Supermarket Morrisons has confirmed that it will not give its staff any significant pay rises this year following government tax increases on employers and the minimum wage uplift.
It cited Rachel Reeves’ October 2024 Budget and the decision to raise employers’ national insurance contributions and lower the threshold where they were paid, as one of the reasons why a pay increase would not take place.
Other reasons included a 6.7% rise in the living wage, which had cost an additional £200 million and limited profitability, as well as challenging conditions during the past year, such as competition from rival supermarkets and the impact of its cyber attack in late 2024.
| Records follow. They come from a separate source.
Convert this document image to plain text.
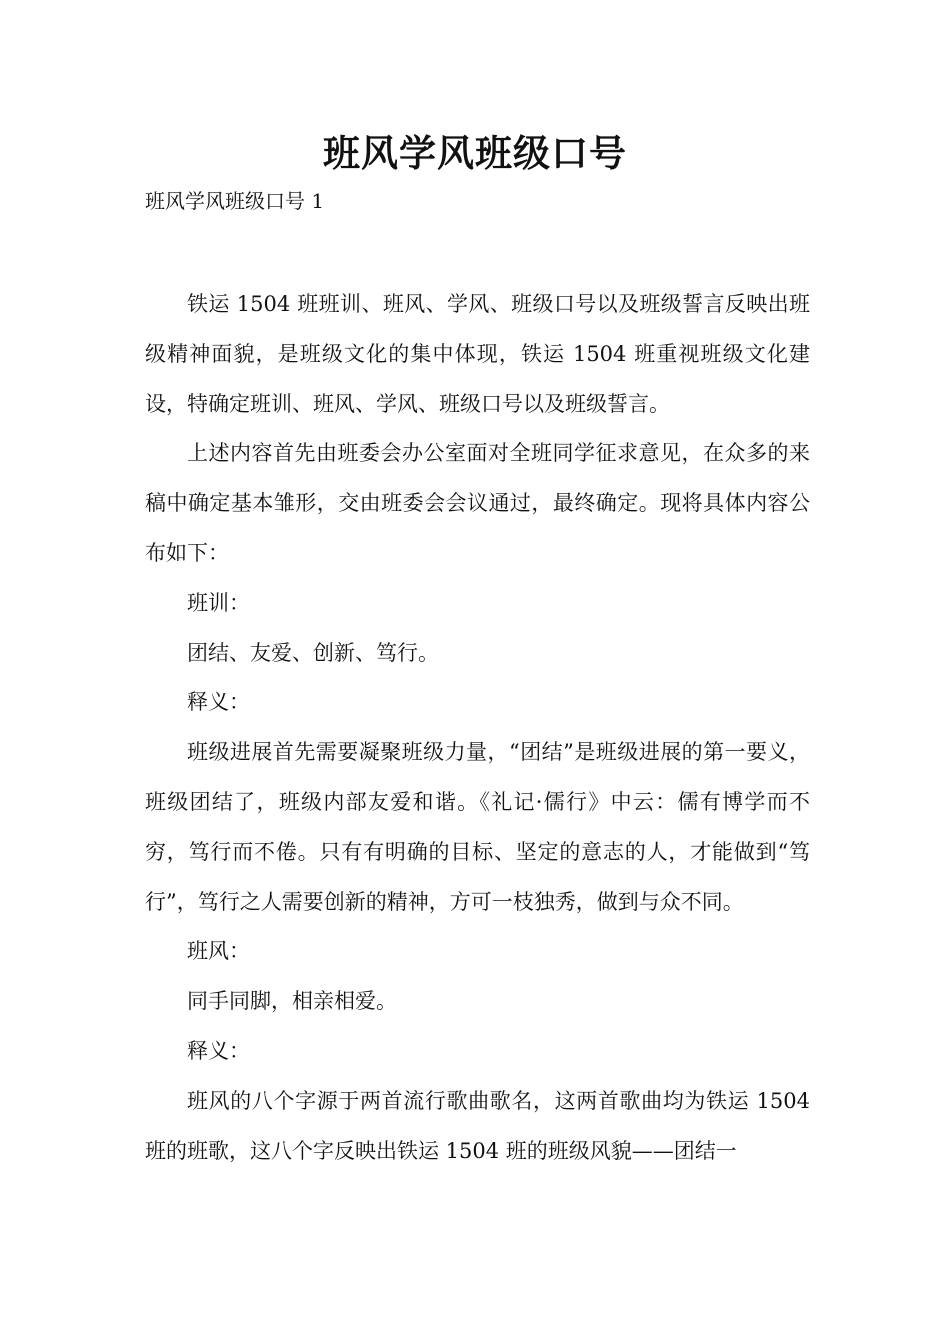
班风学风班级口号
班风学风班级口号 1

铁运 1504 班班训、班风、学风、班级口号以及班级誓言反映出班级精神面貌，是班级文化的集中体现，铁运 1504 班重视班级文化建设，特确定班训、班风、学风、班级口号以及班级誓言。

上述内容首先由班委会办公室面对全班同学征求意见，在众多的来稿中确定基本雏形，交由班委会会议通过，最终确定。现将具体内容公布如下：

班训：

团结、友爱、创新、笃行。

释义：

班级进展首先需要凝聚班级力量，“团结”是班级进展的第一要义，班级团结了，班级内部友爱和谐。《礼记·儒行》中云：儒有博学而不穷，笃行而不倦。只有有明确的目标、坚定的意志的人，才能做到“笃行”，笃行之人需要创新的精神，方可一枝独秀，做到与众不同。

班风：

同手同脚，相亲相爱。

释义：

班风的八个字源于两首流行歌曲歌名，这两首歌曲均为铁运 1504 班的班歌，这八个字反映出铁运 1504 班的班级风貌——团结一
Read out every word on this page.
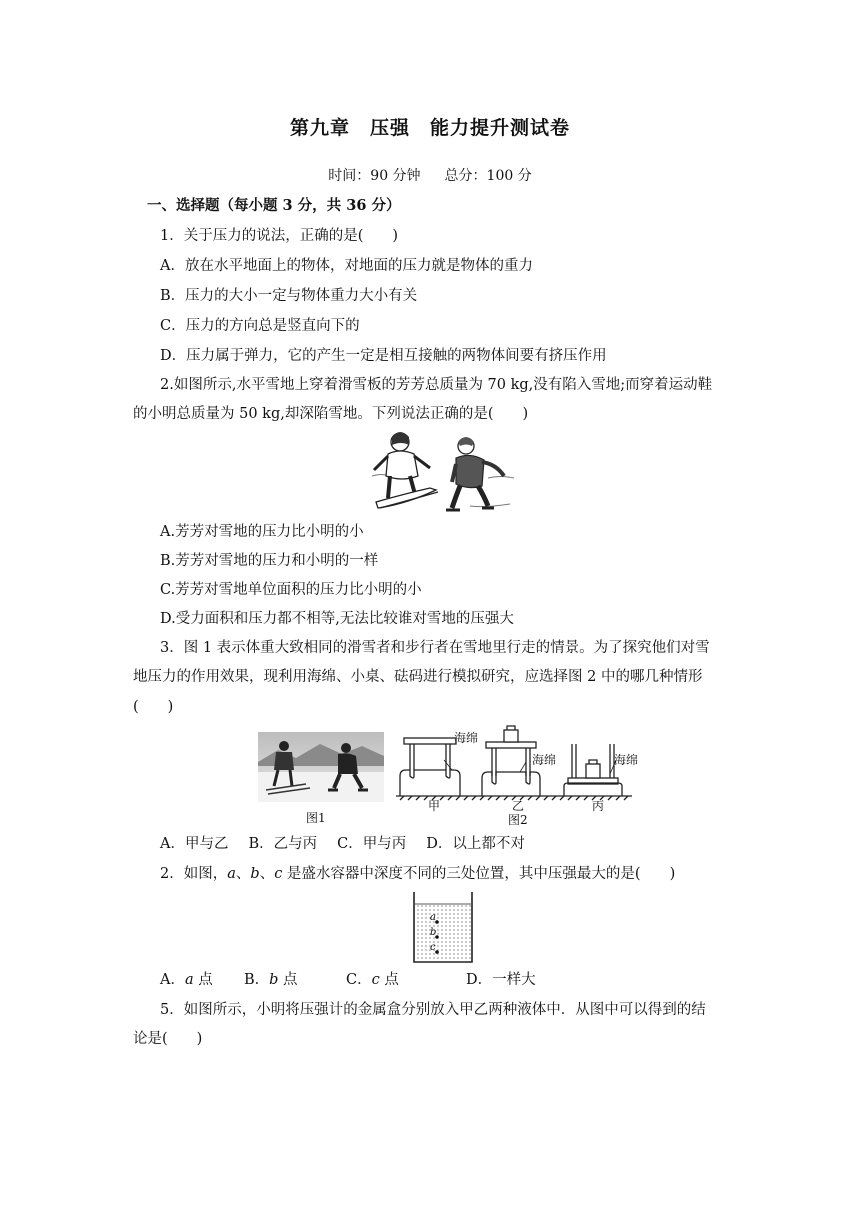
第九章　压强　能力提升测试卷
时间：90 分钟 总分：100 分
一、选择题（每小题 3 分，共 36 分）
1．关于压力的说法，正确的是(　　)
A．放在水平地面上的物体，对地面的压力就是物体的重力
B．压力的大小一定与物体重力大小有关
C．压力的方向总是竖直向下的
D．压力属于弹力，它的产生一定是相互接触的两物体间要有挤压作用
2.如图所示,水平雪地上穿着滑雪板的芳芳总质量为 70 kg,没有陷入雪地;而穿着运动鞋
的小明总质量为 50 kg,却深陷雪地。下列说法正确的是(　　)
A.芳芳对雪地的压力比小明的小
B.芳芳对雪地的压力和小明的一样
C.芳芳对雪地单位面积的压力比小明的小
D.受力面积和压力都不相等,无法比较谁对雪地的压强大
3．图 1 表示体重大致相同的滑雪者和步行者在雪地里行走的情景。为了探究他们对雪
地压力的作用效果，现利用海绵、小桌、砝码进行模拟研究，应选择图 2 中的哪几种情形
(　　)
图1
海绵
海绵	海绵
甲	乙	丙
图2
A．甲与乙 B．乙与丙 C．甲与丙 D．以上都不对
2．如图，a、b、c 是盛水容器中深度不同的三处位置，其中压强最大的是(　　)
a
b
c
A．a 点 B．b 点	C．c 点	D．一样大
5．如图所示，小明将压强计的金属盒分别放入甲乙两种液体中．从图中可以得到的结
论是(　　)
Usdaw, the trade union that represents 45,000 Morrisons workers, has called a ballot for February and asked members to reject the current offer. If an agreement cannot be reached, it could result in industrial action.
A Morrisons spokesperson said: “In our recent full year results announcement, we highlighted that over the last 12 months we’ve faced a number of challenges, including an unexpected £200 million annualised increase in government costs, strong competition for sales and market share and the Blue Yonder cyber attack. On top of this, over the last financial year, we’ve invested over £100 million in staff hourly pay, and with the national living wage increase in April 2026, we will invest a further £70 million.
“Against this backdrop, we have to balance any further pay offers, with the overall performance, affordability and long-term stability of the business. We have not been able to present an offer to the Usdaw National Committee at this time and the union has confirmed [it] will now follow the process and proceed with a ballot of their membership. It is Morrisons’ clear position that we want to continue the dialogue with Usdaw.”